The groundswell of support for Hahn, especially in South Los Angeles, is so deeply rooted in his father's legacy that many voters acknowledged they don't know much about the son--and don't need to.

"If he's anything like his father, he's wonderful," said longtime resident Mordine Howard, who passed around a faded photograph of Kenneth Hahn posing with her 100-year-old aunt to celebrate the 50th anniversary of Social Security.

At another table, Hahn chatted with a group of students from an adult education school. After several minutes, one man recognized him.

"Hahn, right?" said Ronald Ward, 53. The city attorney nodded. "I'm so appreciative of your father and the work that he did. You've got one vote."

As he worked the room, Hahn repeatedly reminisced about his father, telling people how the elder Hahn use to tease him that the county streets were better paved than the city streets.

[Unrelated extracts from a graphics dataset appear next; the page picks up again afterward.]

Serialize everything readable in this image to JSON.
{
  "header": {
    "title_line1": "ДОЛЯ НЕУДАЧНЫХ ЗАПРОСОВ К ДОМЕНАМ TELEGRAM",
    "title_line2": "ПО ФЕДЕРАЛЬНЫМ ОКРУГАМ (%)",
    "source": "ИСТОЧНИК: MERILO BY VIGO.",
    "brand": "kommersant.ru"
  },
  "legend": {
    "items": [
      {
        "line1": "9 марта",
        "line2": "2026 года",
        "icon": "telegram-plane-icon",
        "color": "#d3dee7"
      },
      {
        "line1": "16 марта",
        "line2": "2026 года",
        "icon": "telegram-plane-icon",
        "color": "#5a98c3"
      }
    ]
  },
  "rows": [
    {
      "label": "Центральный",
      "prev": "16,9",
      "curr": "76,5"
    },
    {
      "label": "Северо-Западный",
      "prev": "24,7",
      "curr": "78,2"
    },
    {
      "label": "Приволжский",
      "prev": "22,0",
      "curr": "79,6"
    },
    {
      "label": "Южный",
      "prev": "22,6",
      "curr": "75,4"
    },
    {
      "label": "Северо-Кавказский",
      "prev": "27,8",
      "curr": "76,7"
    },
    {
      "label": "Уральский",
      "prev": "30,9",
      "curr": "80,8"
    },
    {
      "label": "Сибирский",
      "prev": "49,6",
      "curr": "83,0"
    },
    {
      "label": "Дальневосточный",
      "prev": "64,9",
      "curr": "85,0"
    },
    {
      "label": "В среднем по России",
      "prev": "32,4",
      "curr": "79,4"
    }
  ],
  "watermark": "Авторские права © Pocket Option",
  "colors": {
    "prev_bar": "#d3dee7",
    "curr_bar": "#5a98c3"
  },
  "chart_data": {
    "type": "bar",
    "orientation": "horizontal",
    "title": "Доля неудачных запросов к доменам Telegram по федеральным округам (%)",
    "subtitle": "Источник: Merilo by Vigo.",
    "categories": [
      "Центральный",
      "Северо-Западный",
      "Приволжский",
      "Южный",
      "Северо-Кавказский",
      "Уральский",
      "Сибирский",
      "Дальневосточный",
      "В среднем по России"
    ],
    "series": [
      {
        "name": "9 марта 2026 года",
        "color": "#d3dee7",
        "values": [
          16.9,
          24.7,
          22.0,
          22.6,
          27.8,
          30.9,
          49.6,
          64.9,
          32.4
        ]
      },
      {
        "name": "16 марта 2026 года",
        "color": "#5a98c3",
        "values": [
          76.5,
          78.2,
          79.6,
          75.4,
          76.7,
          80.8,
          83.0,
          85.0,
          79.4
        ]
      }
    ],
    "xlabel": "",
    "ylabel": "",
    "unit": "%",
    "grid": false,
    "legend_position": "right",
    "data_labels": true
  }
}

But the father's shadow can be a long one, too.

"Obviously, it makes me feel proud of my dad to come here and see the love that he had," Hahn said. "But I also want people to know I stand for things and have my own record."

During a lengthy speech to the group, he cited his efforts to prosecute slum lords and fight for gun control. He told them he has sued the Bush administration on behalf of the city in an attempt to get the Department of Commerce to release information about those not counted in the 2000 census. And he said he was glad "to be home in Watts."

His comments drew a standing ovation.